I attended a session by Bill Pugh (although sometimes it seemed more like a TB ward with all the coughing and sneezing going on) about using FindBugs on large code bases. FindBugs is a static analysis tool that analyses your class files without executing the program. Some people don’t think it should be needed but smart programmers still make dumb mistakes and FindBugs can catch these.
FindBugs can scale to very large code bases; Google has fixed more than 1000 issues discovered by FindBugs. Bill’s talk described ways of using FindBugs on a large project where the number of issues found can be overwhelming. For example, running FindBugs on Eclipse 3.4M2 discovered 36,000 issues. This can be made manageable by using FindBugs filters to filter out:
- Low priority issues (leaves 26,000)
- Vulnerability to malicious code (5,000)

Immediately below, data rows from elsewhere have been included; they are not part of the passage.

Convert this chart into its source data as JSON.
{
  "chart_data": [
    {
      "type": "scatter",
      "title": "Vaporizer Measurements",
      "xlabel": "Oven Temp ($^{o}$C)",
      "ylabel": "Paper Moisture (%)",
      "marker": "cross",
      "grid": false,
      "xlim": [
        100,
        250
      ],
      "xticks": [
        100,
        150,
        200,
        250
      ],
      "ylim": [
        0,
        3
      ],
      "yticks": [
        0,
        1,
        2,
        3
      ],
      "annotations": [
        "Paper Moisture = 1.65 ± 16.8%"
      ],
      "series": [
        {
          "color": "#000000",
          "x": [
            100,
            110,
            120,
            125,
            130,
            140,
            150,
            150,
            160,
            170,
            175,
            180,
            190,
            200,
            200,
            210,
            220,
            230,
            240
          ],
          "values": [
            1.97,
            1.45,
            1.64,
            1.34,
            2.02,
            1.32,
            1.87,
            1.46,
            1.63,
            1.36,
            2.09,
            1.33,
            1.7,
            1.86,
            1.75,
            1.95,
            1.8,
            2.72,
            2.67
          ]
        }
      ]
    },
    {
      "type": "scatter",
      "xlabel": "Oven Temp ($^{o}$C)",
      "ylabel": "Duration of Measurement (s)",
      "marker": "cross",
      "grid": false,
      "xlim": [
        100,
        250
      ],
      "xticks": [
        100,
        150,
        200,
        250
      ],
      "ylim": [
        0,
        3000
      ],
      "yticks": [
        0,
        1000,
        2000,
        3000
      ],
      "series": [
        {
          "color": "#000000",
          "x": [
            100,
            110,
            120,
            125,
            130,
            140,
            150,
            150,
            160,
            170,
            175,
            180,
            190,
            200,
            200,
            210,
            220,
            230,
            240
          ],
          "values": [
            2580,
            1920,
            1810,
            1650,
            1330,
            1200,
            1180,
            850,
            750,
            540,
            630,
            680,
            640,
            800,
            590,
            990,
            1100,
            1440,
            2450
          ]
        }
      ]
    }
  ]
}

- issues also present in v3.3 (now down to 62 issues)
The reason the vulnrability to malicious code is filtered as this is mainly for code that will run untrusted code, like the JVM.

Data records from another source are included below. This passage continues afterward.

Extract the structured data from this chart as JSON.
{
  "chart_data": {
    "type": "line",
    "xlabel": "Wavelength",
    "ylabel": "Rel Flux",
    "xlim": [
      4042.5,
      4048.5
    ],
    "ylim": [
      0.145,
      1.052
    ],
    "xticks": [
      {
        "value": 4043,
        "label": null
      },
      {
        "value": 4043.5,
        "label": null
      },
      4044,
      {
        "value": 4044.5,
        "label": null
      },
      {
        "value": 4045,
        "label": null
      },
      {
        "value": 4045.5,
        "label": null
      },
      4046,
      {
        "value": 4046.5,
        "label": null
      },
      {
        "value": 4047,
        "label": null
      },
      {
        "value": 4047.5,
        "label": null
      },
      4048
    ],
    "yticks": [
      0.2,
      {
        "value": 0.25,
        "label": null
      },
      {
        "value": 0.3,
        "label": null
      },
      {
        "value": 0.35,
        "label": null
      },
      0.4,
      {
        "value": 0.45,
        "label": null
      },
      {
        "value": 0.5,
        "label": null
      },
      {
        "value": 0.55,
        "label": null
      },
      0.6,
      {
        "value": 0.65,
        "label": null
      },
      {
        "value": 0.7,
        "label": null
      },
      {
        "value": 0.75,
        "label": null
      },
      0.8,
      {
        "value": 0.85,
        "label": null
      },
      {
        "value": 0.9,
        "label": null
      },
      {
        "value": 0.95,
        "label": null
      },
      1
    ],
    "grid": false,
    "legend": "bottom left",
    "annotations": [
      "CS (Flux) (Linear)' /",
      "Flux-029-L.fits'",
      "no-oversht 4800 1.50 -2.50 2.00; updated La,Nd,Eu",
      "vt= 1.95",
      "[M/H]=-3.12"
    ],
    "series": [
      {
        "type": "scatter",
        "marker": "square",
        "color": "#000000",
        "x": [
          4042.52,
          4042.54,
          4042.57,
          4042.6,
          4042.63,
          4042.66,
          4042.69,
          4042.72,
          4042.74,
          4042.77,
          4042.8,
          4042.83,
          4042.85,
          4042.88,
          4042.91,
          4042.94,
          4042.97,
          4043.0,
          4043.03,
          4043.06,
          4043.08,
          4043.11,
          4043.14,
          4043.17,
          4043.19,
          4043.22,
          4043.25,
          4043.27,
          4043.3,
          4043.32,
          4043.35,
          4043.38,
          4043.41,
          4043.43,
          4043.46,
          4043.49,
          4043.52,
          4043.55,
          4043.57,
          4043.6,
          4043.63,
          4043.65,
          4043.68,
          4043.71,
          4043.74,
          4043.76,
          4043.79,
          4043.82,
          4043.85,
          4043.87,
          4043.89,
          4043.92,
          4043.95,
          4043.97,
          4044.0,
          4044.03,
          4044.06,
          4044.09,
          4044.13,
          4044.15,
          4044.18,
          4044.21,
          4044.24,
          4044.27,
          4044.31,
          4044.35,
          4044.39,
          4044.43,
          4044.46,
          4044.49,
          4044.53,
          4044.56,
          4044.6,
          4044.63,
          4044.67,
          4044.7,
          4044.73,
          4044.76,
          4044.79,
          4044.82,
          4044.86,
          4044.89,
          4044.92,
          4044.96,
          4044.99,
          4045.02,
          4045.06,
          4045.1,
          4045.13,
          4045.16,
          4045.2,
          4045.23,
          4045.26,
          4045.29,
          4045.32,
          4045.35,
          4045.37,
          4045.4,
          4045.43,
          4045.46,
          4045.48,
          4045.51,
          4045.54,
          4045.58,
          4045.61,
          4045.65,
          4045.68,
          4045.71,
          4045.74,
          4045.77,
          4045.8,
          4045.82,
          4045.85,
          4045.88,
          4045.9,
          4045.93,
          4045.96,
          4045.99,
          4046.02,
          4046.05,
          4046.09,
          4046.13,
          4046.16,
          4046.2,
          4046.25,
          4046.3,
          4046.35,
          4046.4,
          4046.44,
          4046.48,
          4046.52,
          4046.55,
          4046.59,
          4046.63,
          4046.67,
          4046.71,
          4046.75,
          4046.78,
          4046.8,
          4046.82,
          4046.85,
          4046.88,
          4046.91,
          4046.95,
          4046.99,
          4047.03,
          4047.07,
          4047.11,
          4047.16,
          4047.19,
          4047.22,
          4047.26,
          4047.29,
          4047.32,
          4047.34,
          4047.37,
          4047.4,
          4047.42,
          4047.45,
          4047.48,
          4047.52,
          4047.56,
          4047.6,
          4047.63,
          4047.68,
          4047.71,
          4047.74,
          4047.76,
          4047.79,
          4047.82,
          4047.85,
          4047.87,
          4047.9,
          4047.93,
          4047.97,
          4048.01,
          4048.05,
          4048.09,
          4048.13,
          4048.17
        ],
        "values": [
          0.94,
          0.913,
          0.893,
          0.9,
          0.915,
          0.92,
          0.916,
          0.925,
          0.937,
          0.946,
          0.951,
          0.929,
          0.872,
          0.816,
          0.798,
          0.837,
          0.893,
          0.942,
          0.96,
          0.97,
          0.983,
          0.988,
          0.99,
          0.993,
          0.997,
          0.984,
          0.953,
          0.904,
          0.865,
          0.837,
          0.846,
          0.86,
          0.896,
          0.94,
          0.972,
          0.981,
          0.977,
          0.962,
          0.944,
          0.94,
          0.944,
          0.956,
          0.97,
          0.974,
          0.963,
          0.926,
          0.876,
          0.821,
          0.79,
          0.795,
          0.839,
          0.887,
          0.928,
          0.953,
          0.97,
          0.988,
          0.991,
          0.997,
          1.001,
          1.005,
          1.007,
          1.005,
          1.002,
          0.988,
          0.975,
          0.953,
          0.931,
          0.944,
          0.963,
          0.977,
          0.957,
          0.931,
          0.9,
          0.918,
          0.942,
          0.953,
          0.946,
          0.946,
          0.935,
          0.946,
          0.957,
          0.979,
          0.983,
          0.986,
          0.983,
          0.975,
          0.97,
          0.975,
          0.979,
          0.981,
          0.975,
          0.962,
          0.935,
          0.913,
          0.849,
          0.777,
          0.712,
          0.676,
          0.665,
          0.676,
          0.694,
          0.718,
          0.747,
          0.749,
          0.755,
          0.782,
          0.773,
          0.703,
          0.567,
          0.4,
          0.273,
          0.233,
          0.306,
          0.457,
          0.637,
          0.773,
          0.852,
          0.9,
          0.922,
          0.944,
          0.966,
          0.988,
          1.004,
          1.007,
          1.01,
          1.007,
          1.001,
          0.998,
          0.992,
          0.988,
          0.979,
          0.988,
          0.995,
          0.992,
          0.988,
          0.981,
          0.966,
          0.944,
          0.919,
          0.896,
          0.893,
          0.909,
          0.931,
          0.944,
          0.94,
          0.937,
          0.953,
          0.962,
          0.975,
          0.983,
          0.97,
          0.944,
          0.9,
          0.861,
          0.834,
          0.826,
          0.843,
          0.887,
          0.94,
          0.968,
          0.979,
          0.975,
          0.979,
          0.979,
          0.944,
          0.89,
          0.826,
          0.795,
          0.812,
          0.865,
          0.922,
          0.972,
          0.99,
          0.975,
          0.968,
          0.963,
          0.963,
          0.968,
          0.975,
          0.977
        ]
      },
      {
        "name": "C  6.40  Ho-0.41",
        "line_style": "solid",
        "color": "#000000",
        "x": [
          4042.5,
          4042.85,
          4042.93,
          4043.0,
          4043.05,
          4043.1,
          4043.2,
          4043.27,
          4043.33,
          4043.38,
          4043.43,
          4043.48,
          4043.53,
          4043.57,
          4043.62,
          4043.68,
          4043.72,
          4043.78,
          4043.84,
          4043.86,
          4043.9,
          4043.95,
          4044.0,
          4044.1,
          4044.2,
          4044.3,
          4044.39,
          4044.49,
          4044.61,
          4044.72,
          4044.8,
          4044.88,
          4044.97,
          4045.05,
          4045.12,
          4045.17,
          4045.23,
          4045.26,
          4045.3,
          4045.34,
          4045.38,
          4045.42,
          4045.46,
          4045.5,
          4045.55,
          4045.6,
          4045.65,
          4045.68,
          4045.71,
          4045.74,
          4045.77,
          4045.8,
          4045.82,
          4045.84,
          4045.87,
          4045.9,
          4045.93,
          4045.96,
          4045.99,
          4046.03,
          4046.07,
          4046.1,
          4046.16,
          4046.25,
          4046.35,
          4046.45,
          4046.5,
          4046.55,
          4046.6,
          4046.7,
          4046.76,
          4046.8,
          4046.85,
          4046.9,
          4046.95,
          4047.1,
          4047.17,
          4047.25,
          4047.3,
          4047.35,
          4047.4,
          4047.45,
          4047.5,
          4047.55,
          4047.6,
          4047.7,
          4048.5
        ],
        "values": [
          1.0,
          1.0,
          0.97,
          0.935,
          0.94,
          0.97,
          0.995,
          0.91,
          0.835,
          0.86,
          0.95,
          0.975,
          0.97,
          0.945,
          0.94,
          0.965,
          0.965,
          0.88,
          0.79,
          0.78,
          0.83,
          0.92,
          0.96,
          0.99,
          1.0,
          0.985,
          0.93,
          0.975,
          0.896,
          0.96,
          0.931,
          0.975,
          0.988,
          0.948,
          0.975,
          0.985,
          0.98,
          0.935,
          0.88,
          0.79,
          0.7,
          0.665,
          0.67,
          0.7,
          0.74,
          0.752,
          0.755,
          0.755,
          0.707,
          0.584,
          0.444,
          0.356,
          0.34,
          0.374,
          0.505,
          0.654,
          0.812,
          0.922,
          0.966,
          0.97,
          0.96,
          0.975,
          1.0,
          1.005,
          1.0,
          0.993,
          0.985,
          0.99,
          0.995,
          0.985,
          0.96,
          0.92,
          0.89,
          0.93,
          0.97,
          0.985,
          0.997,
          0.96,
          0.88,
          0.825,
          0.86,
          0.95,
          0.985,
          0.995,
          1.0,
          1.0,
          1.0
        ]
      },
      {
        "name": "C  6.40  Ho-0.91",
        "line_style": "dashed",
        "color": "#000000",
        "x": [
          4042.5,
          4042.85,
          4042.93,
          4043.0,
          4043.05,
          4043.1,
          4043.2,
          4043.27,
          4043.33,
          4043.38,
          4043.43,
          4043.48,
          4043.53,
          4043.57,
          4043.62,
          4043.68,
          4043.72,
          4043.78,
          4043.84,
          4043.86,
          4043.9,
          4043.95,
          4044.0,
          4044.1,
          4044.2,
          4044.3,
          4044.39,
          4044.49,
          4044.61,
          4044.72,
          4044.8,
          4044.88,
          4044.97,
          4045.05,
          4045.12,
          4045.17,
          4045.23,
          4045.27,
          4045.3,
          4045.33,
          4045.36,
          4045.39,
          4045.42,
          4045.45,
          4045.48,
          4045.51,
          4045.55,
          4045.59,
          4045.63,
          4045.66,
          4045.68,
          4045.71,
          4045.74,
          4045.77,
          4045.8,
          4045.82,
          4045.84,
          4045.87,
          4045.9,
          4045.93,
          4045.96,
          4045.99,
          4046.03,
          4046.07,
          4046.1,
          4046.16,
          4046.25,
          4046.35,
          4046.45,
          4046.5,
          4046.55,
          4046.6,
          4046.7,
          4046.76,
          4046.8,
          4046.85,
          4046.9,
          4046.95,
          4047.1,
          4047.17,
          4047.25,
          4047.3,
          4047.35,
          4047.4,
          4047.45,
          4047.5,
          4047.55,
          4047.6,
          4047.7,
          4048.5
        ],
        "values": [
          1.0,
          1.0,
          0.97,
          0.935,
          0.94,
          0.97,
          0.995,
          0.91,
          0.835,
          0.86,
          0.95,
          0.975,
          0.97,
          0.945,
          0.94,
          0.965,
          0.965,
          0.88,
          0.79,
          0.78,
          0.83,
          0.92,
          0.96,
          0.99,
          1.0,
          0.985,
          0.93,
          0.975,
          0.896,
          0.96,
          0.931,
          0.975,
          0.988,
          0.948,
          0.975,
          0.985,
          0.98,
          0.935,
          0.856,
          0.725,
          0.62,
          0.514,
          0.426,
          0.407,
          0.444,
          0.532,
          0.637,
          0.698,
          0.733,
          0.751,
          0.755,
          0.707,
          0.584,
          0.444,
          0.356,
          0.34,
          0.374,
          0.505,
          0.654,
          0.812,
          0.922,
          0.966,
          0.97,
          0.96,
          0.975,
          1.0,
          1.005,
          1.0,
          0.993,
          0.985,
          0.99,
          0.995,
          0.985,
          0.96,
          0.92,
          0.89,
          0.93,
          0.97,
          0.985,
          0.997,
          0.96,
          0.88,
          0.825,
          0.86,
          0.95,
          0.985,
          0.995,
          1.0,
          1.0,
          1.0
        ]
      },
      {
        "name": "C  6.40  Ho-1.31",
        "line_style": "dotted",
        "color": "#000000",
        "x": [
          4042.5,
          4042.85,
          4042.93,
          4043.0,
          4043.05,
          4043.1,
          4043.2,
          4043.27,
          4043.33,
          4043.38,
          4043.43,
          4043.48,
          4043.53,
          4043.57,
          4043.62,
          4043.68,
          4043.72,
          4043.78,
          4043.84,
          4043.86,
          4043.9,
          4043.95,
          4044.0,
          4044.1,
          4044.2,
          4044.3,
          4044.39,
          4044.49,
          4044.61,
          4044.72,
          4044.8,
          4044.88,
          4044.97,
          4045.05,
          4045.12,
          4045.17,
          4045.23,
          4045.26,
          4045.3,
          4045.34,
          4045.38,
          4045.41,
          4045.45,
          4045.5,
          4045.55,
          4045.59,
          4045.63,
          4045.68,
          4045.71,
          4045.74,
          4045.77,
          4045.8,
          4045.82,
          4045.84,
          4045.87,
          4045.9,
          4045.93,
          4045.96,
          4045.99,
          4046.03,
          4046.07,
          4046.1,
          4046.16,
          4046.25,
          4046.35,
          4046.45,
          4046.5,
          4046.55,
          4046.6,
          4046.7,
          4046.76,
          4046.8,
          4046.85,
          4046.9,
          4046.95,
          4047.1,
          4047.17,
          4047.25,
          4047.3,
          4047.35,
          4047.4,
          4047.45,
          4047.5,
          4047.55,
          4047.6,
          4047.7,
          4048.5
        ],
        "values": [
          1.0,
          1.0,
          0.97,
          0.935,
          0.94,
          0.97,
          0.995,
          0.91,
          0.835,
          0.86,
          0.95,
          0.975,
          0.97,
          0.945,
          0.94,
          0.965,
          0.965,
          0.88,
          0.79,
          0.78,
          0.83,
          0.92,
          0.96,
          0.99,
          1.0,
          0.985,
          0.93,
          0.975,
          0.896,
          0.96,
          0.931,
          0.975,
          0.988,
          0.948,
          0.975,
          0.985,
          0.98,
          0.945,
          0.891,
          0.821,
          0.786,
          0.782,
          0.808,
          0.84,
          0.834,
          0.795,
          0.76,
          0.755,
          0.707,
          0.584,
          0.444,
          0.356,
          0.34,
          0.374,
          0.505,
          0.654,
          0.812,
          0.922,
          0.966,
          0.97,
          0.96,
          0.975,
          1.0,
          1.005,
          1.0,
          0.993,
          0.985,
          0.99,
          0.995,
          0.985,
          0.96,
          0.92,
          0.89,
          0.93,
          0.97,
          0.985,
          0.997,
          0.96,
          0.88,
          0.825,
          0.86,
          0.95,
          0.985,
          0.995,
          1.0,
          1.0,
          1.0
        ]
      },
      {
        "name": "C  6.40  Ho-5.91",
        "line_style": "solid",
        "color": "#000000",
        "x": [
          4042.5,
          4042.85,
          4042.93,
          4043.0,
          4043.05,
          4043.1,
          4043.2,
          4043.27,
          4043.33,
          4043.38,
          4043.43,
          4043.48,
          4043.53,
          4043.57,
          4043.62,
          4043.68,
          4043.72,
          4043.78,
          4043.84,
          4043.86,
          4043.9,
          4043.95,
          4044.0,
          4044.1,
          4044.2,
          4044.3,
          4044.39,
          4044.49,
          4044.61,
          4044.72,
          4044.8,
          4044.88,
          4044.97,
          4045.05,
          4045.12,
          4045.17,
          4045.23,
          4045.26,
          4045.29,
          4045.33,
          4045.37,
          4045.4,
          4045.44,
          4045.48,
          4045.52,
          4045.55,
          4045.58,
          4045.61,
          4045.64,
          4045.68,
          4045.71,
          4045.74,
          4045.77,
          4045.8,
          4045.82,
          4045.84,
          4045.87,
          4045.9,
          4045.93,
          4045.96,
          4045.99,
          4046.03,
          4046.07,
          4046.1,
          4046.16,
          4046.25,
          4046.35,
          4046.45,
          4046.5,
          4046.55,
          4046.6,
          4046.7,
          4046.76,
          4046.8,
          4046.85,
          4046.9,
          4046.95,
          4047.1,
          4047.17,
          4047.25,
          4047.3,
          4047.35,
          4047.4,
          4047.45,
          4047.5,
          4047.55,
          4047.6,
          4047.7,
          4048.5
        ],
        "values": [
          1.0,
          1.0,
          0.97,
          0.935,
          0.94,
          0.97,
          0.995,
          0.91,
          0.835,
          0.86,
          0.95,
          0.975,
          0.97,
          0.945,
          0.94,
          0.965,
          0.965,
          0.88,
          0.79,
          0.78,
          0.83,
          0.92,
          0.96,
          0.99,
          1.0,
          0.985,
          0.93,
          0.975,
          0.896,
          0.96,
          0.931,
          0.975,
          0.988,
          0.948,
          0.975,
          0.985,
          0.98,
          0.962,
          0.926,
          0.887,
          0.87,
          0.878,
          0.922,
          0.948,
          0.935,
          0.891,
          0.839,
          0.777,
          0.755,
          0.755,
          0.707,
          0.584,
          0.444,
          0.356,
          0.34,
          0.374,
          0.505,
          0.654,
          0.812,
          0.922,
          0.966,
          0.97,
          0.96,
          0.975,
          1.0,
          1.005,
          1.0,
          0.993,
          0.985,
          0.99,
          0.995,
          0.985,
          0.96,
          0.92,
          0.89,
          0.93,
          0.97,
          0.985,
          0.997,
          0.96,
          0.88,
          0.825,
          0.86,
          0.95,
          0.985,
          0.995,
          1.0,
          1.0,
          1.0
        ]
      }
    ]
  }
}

Another key point was to integrate FindBugs into your CI. Hudson has a good plugin that can display historical results and cause FindBugs issues to affect the health of a build. It can also notify who caused the issue.
Bill gave some typical warnings density of 0.3 – 0.6 medium or high priority warnings per 1000 LOC and about 1 – 4 other potentially relevant warnings per 1000 LOC. But don’t use these numbers to judge whether your project is good or bad!
To narrow what issues you should be investigating he suggested ignoring the low priority issues. High/medium issues are useful for ranking issues within a pattern but not across patterns, ie, don’t just look at high issues. Each bug has a category, for example, correctness (code seems clearly wrong), security (xss, sql injection), bad practice (violates good practice), dodgy code (something weird that might be wrong), i18n, etc.
We use Hudson at work, so it’s probably worth trying the plugin to see what it turns up.